The relationship between usability and accessibility.

Rami Tabbah - October 27th, 2006, updated June 10th 2009

Usability leads to accessibility and vice versa

The essence of accessibility is to offer comparable access to disabled users.

From developers’ perspective, accessibility at the code level allows the disabled to "access" content and therefore makes it usable. Therefore, accessibility leads to usability.

In our experience, this statement is only partially true and becomes not valid when it comes to complex designs and flash or interactive sites.

Accessibility standards and guidelines ensure basic usability. They do not take into account the user types, their scenarios of use and the task model. Real usability for complex designs can only be achieved using a set of usability guidelines combined with analyzing user's strategies through task analysis. The task model changes with user types and disabled users have different task models. To ensure real usability, we need a separate usability exercise for the disabled users.

Without real usability, we cannot reach real accessibility that achieves comparable access.

Accessibility leads to usability at the low level of the task structure while usability leads to accessibility at the higher level of the task structure.

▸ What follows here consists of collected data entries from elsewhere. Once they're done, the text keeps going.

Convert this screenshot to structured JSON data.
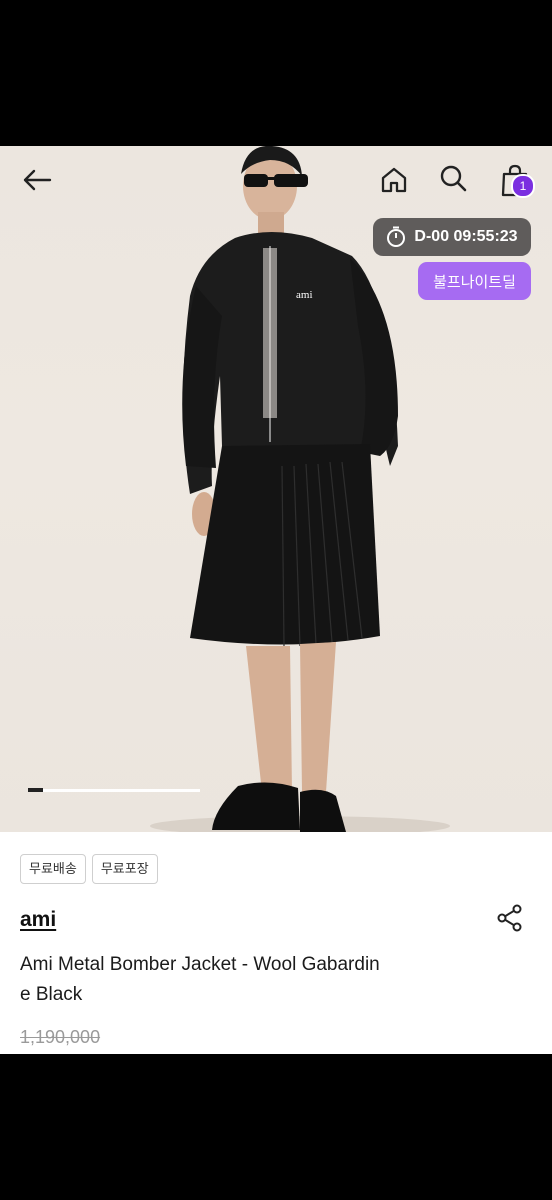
{
  "header": {
    "back_icon": "arrow-left-icon",
    "home_icon": "home-icon",
    "search_icon": "search-icon",
    "cart_icon": "shopping-bag-icon",
    "cart_count": "1"
  },
  "promo": {
    "timer_icon": "stopwatch-icon",
    "countdown": "D-00 09:55:23",
    "deal_label": "불프나이트딜"
  },
  "gallery": {
    "progress": 0.09,
    "jacket_logo": "ami"
  },
  "product": {
    "tags": [
      "무료배송",
      "무료포장"
    ],
    "brand": "ami",
    "share_icon": "share-icon",
    "title_line1": "Ami Metal Bomber Jacket - Wool Gabardin",
    "title_line2": "e Black",
    "original_price": "1,190,000"
  },
  "colors": {
    "accent_purple": "#a66bf2",
    "badge_purple": "#7b2fe0",
    "timer_bg": "#5f5c5b"
  }
}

1- Let us assume that WCAG accessibility guidelines were applied and we got the resulting basic level of usability, which is simply access to all interface elements. Complex designs are still not usable. For example, complex concepts and animations can be replaced by descriptions of the visible content. These descriptions should be written by writers and tested with disabled users. It is not a simple detail the developer will add.

2- The existence of a tab order is not enough. Since the disabled task model is different, a usability exercise is due and the tab order will not necessarily match the layout. This means that there is another hidden design under the visible design and it should be taken seriously and not left to the developer that applies WCAG to the letter. Task analysis and content writing are key at this level.

Accessible design first

Accessibility needs to be addressed at the design level and before development starts Usability specialists, interaction designers and content writers need to design usable and accessible designs and content before the coding phase where WCAG are applied.

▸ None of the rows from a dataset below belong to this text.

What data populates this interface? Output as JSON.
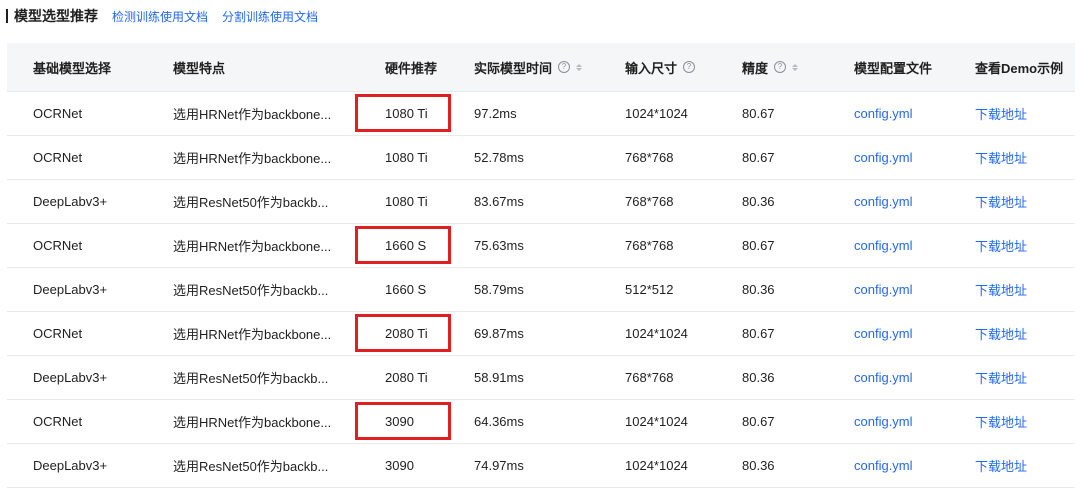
{
  "header": {
    "title": "模型选型推荐",
    "links": [
      "检测训练使用文档",
      "分割训练使用文档"
    ]
  },
  "table": {
    "columns": [
      "基础模型选择",
      "模型特点",
      "硬件推荐",
      "实际模型时间",
      "输入尺寸",
      "精度",
      "模型配置文件",
      "查看Demo示例"
    ],
    "rows": [
      {
        "model": "OCRNet",
        "feature": "选用HRNet作为backbone...",
        "hardware": "1080 Ti",
        "time": "97.2ms",
        "size": "1024*1024",
        "acc": "80.67",
        "config": "config.yml",
        "demo": "下载地址",
        "highlight": true
      },
      {
        "model": "OCRNet",
        "feature": "选用HRNet作为backbone...",
        "hardware": "1080 Ti",
        "time": "52.78ms",
        "size": "768*768",
        "acc": "80.67",
        "config": "config.yml",
        "demo": "下载地址",
        "highlight": false
      },
      {
        "model": "DeepLabv3+",
        "feature": "选用ResNet50作为backb...",
        "hardware": "1080 Ti",
        "time": "83.67ms",
        "size": "768*768",
        "acc": "80.36",
        "config": "config.yml",
        "demo": "下载地址",
        "highlight": false
      },
      {
        "model": "OCRNet",
        "feature": "选用HRNet作为backbone...",
        "hardware": "1660 S",
        "time": "75.63ms",
        "size": "768*768",
        "acc": "80.67",
        "config": "config.yml",
        "demo": "下载地址",
        "highlight": true
      },
      {
        "model": "DeepLabv3+",
        "feature": "选用ResNet50作为backb...",
        "hardware": "1660 S",
        "time": "58.79ms",
        "size": "512*512",
        "acc": "80.36",
        "config": "config.yml",
        "demo": "下载地址",
        "highlight": false
      },
      {
        "model": "OCRNet",
        "feature": "选用HRNet作为backbone...",
        "hardware": "2080 Ti",
        "time": "69.87ms",
        "size": "1024*1024",
        "acc": "80.67",
        "config": "config.yml",
        "demo": "下载地址",
        "highlight": true
      },
      {
        "model": "DeepLabv3+",
        "feature": "选用ResNet50作为backb...",
        "hardware": "2080 Ti",
        "time": "58.91ms",
        "size": "768*768",
        "acc": "80.36",
        "config": "config.yml",
        "demo": "下载地址",
        "highlight": false
      },
      {
        "model": "OCRNet",
        "feature": "选用HRNet作为backbone...",
        "hardware": "3090",
        "time": "64.36ms",
        "size": "1024*1024",
        "acc": "80.67",
        "config": "config.yml",
        "demo": "下载地址",
        "highlight": true
      },
      {
        "model": "DeepLabv3+",
        "feature": "选用ResNet50作为backb...",
        "hardware": "3090",
        "time": "74.97ms",
        "size": "1024*1024",
        "acc": "80.36",
        "config": "config.yml",
        "demo": "下载地址",
        "highlight": false
      }
    ]
  },
  "colors": {
    "link": "#2468f2",
    "highlight_border": "#e02020",
    "header_bg": "#f5f6f8"
  }
}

If pertinent user centric methods are used, the disabled should be considered categories of users. The normal usability steps apply: personas, tasks, etc.

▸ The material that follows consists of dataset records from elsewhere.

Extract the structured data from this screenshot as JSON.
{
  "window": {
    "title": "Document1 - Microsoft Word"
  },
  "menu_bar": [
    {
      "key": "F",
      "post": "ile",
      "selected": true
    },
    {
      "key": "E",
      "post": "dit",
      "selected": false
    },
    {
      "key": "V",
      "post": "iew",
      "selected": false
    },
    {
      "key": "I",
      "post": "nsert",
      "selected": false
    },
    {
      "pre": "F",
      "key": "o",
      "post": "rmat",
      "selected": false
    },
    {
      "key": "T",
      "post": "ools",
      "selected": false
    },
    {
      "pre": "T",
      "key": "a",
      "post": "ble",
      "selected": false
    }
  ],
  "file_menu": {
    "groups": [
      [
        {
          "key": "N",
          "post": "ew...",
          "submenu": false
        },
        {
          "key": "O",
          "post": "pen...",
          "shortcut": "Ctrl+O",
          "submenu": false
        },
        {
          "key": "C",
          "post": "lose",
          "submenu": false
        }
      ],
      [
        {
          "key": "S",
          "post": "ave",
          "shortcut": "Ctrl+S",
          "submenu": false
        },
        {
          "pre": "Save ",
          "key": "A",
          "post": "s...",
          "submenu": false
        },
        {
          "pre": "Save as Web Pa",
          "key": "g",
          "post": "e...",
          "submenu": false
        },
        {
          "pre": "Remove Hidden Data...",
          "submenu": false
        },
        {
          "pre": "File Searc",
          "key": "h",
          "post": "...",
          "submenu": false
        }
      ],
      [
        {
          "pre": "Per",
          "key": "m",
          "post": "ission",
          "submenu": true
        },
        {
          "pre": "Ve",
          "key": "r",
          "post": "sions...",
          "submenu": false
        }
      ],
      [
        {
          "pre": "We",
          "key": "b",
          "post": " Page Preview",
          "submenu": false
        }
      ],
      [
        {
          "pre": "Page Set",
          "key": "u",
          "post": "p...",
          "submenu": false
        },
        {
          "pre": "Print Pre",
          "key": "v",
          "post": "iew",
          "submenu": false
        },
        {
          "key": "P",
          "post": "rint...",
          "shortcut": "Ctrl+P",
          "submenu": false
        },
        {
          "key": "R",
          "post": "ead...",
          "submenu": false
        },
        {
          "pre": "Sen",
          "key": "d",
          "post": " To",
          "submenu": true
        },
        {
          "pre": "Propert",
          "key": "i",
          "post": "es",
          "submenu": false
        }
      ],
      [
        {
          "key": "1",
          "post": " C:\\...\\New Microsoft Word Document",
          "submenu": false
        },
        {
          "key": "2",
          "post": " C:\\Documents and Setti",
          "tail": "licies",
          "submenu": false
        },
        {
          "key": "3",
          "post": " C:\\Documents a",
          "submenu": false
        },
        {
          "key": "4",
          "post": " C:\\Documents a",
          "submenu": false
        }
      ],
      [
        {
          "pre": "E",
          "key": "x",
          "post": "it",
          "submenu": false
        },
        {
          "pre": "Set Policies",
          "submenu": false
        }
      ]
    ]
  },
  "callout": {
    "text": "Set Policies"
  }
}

Failing to have accessibility considered early at the design level and as part of usability planning will lead to complex designs that need to be redesigned to become really accessible and comply with the essence of WCAG.

The secret recipe

What happens most of the time:
1- Build code, ideally follow WCAG at the same time
2- Make it accessible using WCAG, or its essence
3- You now have pages that have components that can be accessed.
If they are simple components, you have a basic level of usability.
If they are complex designs such as conceptual diagrams, the pages are not usable and therefore not accessible because disabled users do not have the same level of access. Other users will be able to understand the concepts.
4- Test for usability and to understand the task model for the disabled.
5- Redesign concepts to simplify them or build an invisible parallel design for the disabled.

What should happen:
1- Integrate accessibility in the usability strategy
2- Design pages that are usable and design content for all types of users including the disabled
3- Create clear requirements for developers
4- Develop using the usability guidelines and WCAG for the code level
5- Test for usability for all types of users

Here the probability of having to redesign is next to nil and the quality of accessibility is superior.